General information
- Type: Offices, residential, hotel, shopping mall
- Location: Abu Dhabi United Arab Emirates
- Coordinates: 24°27′50″N 54°19′41″E﻿ / ﻿24.464006°N 54.328015°E
- Construction started: 2009
- Completed: 2013
- Cost: 435m USD

Technical details
- Floor count: 65 and 52

Design and construction
- Architect: WZMH Architects
- Developer: International Capital Trading L.L.C.

Website
- www.nationtowers.ae

= Nation Towers =

Skyscrapers in Abu Dhabi, United Arab Emirates

Nation Towers is the name of two skyscrapers near the southern end of the Corniche in Abu Dhabi, the capital of the United Arab Emirates.

==Construction history==

Logo of Nation Towers

The construction of the towers was sponsored by International Capital Trading (owner), The contractors was a joint venture between Arabtec Construction and National Projects and Construction (NPC). The initial bid for the construction project was priced at $435 million (Dh1.6 billion).
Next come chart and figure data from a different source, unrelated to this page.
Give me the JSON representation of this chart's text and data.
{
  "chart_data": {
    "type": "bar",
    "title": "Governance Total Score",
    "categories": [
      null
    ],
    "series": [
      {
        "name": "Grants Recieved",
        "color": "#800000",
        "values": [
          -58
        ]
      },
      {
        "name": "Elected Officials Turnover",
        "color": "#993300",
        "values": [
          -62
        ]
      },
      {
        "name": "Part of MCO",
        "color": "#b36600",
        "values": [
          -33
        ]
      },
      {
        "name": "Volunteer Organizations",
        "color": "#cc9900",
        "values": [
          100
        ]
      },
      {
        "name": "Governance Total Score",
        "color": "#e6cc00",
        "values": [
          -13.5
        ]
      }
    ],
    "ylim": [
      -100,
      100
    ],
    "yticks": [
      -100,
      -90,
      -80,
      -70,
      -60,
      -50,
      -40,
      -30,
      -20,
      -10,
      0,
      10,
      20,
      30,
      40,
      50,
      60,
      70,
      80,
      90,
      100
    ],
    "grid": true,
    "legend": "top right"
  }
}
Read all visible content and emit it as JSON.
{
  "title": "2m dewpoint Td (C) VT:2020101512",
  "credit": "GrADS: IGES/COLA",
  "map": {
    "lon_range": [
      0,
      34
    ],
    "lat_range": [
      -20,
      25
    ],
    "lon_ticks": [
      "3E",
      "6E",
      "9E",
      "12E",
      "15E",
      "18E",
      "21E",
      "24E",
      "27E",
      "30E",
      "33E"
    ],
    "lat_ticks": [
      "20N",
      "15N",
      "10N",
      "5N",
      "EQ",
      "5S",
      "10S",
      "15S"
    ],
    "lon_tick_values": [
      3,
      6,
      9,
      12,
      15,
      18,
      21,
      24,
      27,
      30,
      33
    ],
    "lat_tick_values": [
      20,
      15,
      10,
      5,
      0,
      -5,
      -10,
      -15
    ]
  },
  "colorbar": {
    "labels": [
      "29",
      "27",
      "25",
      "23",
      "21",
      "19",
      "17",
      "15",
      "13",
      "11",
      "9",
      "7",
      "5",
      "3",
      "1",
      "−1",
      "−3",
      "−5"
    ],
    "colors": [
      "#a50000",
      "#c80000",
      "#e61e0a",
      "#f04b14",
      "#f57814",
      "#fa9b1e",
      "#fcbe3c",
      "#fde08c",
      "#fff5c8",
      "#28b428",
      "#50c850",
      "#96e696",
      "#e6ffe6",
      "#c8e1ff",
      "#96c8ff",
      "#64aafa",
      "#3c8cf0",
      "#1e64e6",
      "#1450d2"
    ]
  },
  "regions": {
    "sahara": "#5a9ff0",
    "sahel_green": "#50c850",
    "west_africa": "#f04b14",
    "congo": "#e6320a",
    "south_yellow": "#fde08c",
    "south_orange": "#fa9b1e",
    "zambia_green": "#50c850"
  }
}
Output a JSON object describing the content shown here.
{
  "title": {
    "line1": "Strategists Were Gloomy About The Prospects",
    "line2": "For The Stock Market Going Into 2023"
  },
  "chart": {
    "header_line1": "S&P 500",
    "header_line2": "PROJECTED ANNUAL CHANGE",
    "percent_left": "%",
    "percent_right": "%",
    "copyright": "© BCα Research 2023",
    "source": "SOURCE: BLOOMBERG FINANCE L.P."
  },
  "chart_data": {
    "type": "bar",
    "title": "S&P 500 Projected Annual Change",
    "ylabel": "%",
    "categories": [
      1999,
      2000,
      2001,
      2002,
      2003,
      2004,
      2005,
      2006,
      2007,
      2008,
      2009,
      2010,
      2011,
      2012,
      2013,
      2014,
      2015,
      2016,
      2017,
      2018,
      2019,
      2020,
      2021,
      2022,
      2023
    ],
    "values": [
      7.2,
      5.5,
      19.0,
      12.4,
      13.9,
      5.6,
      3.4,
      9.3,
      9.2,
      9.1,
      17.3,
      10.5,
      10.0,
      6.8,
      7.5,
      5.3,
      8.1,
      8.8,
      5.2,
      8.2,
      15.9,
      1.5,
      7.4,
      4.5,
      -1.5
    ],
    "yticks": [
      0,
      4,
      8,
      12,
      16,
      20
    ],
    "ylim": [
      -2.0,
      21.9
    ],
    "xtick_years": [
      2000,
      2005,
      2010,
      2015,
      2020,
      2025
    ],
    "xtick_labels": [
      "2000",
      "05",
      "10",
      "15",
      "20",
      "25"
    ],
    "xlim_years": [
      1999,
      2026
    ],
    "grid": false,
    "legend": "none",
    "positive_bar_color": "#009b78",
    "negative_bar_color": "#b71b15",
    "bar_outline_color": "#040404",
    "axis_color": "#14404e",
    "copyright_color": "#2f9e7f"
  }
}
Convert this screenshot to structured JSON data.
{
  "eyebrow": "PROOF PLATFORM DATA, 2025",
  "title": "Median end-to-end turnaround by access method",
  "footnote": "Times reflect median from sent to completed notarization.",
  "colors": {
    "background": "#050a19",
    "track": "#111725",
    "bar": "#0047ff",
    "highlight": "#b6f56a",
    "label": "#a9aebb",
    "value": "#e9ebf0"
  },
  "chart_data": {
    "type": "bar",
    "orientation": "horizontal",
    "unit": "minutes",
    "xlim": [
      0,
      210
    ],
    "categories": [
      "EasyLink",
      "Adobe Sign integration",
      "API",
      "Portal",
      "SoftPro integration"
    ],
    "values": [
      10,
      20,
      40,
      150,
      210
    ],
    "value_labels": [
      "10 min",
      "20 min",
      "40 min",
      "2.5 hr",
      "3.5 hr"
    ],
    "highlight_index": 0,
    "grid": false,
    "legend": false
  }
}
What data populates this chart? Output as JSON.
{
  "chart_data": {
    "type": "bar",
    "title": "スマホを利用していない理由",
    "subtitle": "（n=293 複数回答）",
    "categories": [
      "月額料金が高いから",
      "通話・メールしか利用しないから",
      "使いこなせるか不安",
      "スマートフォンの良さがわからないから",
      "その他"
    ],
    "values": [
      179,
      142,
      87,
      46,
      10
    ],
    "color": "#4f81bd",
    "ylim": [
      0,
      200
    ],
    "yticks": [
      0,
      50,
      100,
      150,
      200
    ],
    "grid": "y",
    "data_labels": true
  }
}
KEO International Consultants was the Lead Consultant, Engineer and Construction Supervisor. The design architect was WZMH Architects, won the appointment through an international design competition.

==Building description==
The two buildings are located directly at the Abu Dhabi Corniche and have 65 and 52 floors. The Nation Towers were completed in 2013 and have apartments, offices, a shopping mall and a hotel (St. Regis Hotel Abu Dhabi). The complex offers approximately 278,709 meters of usable space. This include a 5-star hotel with 350 rooms, spas and a fitness facility. It is also home to upscale boutique shops geared towards high-end consumers.

Both buildings are connected with a skybridge at a height of 202.5 meters which connects floors 50 and 54. The skybridge was the highest in the world at its completion.